Bocas, sabores, suspiros y caricias. Uno podría atribuir estas palabras a nada más que accesos carnales, pero no se trataba de eso (no siempre). Esto era más grande e intenso que el sexo, era estar enamorada. Lo veía en todas partes, incluso en mis sueños más íntimos y bochornosos. Me desvelaría texteando con él noche tras noche si no fuera porque Edmond me daba las buenas noches a las doce en punto, o en su defecto, a las una.

Micky me había ganado de antemano, ella tenía razón: era inevitable.

Me giré en dirección a la ventana, mirando a través de ella. Podía ver mucho más de lo que piensas. El barrio en donde vivía se situaba en una de las zonas más altas de Fresno; desde allí podía divisar las diferentes casas que bajaban por la calle, además de los locales y lo que más interés me despertaba: gente. Con mucho cuidado posé mis antebrazos sobre el marco de la ventana y seguidamente hundí el mentón encima. No tenía pensamientos profundos acerca de las acciones humanas, honestamente me consideraba alguien con ideales o reflexiones sumamente planas. He de contarles que cuando era una niña solía adoptar un léxico más rebuscado, fue difícil darme cuenta de lo vergonzoso que resultaba eso.

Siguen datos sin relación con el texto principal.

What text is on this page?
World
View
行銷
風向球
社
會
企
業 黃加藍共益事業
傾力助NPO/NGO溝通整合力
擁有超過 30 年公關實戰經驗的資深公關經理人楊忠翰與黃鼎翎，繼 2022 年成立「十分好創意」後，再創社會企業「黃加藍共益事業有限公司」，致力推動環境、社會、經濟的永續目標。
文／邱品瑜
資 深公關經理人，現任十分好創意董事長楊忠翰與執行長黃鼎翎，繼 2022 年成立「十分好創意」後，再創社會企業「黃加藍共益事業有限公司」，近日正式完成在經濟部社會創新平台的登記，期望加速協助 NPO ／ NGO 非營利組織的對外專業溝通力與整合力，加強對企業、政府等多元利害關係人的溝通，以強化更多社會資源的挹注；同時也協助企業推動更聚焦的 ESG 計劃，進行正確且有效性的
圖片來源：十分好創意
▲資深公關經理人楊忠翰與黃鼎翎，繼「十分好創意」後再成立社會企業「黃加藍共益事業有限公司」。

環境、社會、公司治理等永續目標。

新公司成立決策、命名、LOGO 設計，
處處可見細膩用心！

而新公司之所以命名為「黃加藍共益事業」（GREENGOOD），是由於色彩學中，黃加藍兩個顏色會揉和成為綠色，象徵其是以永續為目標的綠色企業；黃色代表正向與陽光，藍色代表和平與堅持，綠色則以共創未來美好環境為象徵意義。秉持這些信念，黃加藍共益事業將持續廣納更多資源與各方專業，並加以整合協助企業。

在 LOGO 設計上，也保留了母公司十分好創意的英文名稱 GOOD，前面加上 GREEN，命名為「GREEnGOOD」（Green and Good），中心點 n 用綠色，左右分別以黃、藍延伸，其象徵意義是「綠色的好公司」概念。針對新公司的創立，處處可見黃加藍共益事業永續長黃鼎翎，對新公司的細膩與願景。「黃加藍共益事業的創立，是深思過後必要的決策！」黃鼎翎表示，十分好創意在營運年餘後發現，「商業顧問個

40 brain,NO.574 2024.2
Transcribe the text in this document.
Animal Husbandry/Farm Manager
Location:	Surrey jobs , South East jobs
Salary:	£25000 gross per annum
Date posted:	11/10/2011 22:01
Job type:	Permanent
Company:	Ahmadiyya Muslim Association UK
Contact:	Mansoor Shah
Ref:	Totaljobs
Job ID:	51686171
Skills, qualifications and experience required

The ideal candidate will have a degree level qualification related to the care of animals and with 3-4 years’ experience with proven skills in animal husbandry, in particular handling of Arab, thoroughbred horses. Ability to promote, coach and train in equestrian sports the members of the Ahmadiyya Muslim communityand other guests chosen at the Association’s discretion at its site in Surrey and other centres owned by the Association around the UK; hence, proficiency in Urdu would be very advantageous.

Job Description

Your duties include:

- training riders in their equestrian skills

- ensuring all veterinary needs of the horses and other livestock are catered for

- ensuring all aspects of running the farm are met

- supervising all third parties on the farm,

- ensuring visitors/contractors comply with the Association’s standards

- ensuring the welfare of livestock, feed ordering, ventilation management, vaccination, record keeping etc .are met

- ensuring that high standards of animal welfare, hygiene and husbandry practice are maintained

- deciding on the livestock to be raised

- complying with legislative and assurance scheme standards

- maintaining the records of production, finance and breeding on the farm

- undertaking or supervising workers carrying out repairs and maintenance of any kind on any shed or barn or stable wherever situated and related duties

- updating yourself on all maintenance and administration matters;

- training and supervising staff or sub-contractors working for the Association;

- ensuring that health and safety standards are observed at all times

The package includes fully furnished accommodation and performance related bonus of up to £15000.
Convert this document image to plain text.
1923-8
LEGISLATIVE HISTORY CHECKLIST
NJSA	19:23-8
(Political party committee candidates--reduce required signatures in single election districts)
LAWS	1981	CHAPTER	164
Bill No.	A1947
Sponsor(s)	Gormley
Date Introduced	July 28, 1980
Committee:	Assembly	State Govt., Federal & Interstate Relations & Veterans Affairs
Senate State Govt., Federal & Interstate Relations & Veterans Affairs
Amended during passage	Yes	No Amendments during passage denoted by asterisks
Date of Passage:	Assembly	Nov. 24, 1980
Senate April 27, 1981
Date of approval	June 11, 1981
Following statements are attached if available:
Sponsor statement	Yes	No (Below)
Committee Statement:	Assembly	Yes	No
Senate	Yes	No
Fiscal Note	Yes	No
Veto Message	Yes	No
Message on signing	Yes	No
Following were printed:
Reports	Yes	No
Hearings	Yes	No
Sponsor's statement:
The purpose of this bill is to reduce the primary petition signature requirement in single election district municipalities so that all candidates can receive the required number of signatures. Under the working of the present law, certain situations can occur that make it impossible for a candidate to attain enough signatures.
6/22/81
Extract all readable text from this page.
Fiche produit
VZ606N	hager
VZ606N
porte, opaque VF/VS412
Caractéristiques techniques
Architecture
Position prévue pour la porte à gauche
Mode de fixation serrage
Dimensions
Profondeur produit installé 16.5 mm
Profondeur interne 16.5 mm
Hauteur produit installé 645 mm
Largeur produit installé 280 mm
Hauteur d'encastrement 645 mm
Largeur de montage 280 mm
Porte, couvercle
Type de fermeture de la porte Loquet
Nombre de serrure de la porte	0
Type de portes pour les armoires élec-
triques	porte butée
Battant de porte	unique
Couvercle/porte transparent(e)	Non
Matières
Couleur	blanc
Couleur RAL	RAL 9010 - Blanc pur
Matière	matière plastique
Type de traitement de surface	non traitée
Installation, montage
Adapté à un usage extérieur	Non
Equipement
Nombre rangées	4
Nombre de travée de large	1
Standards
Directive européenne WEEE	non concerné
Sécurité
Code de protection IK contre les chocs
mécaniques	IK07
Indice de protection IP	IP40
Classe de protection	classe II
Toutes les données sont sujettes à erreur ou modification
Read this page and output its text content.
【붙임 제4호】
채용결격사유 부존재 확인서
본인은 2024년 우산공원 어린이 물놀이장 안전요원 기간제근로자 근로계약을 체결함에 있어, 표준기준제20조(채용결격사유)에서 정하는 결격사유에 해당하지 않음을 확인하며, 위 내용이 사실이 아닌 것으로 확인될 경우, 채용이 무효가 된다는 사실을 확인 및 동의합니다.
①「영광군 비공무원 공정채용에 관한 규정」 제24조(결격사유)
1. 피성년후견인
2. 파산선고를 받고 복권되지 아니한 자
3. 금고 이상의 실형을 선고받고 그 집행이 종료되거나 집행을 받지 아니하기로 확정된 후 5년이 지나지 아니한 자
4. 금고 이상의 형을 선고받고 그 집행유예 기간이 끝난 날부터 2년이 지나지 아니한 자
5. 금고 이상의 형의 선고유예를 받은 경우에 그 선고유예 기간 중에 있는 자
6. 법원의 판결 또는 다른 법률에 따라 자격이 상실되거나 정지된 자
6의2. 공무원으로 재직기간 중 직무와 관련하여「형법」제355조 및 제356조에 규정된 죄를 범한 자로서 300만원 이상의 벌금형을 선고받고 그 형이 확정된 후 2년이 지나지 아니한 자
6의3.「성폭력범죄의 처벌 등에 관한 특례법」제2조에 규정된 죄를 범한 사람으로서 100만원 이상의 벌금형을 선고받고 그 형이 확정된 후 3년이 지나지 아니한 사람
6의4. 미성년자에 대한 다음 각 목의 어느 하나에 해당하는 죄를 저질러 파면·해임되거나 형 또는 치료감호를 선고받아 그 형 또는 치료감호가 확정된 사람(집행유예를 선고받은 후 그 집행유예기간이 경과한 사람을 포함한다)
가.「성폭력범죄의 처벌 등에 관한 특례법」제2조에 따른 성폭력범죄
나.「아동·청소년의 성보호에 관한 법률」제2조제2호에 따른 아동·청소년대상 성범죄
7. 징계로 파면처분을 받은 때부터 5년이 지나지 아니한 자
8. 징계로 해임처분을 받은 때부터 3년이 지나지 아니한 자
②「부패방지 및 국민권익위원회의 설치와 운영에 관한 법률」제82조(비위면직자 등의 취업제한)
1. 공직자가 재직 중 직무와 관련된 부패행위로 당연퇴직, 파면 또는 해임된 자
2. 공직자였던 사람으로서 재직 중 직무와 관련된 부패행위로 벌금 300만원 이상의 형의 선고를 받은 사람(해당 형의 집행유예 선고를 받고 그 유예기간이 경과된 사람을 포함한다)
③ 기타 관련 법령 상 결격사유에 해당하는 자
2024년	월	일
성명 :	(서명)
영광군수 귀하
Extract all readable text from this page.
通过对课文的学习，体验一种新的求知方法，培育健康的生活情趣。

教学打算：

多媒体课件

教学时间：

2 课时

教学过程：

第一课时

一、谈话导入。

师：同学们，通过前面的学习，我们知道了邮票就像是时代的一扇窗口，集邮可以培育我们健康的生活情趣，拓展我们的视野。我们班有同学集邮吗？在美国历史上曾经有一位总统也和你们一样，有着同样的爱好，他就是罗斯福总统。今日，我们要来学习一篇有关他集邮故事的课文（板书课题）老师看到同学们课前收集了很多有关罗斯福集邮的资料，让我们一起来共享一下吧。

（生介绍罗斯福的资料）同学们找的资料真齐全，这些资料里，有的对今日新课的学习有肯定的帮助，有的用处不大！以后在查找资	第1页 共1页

Las mañanas eran calmas en fines de otoño. El cielo seguía oscuro, apenas podía diferenciarse del tormentoso gris que anunciaba una próxima lluvia. Alcé la vista, como si pudiera ver más allá del marco de la ventana. Los relámpagos iluminan el cielo en reiteradas veces, se ramifican a través de nubes cargadas de agua.

Hacía mucho frío. Edmond no debería de estar pasándola tan bien.

El cielo tiembla y el vidrio de la ventana vibró bajo las yemas de mis dedos. Y en ese momento... aprecié la vida.

—¡Loha, metete a la ducha! ¡Te haré el desayuno antes de ir al trabajo! —La voz de mamá aumentaba progresivamente al subir por las escaleras.

Oír su voz desde tan temprano me irritaba. No era por ella, era simplemente por el ruido. Adherí mi mejilla contra el gélido vidrio y aguardé en silencio.
De vez en cuando, cuando me aburría, tenía de los entretenimientos más macabros. Podría darse meramente por el rencor y el egoísmo que surgió a partir de que no me ayudaran antes del accidente. Sin embargo, algo dentro de mí, muy al fondo de mi corazón, quería hacerlos sufrir. El silencio era mi negocio. Porque el silencio, a veces, nos recuerda a la muerte, al mal presagio que viene tras la incógnita. Me mantenía en mudez, dejaba que sus mentes maquinaran a la merced de la culpa: «Oh, no. Realmente lo hizo. Lohane finalmente ha muerto».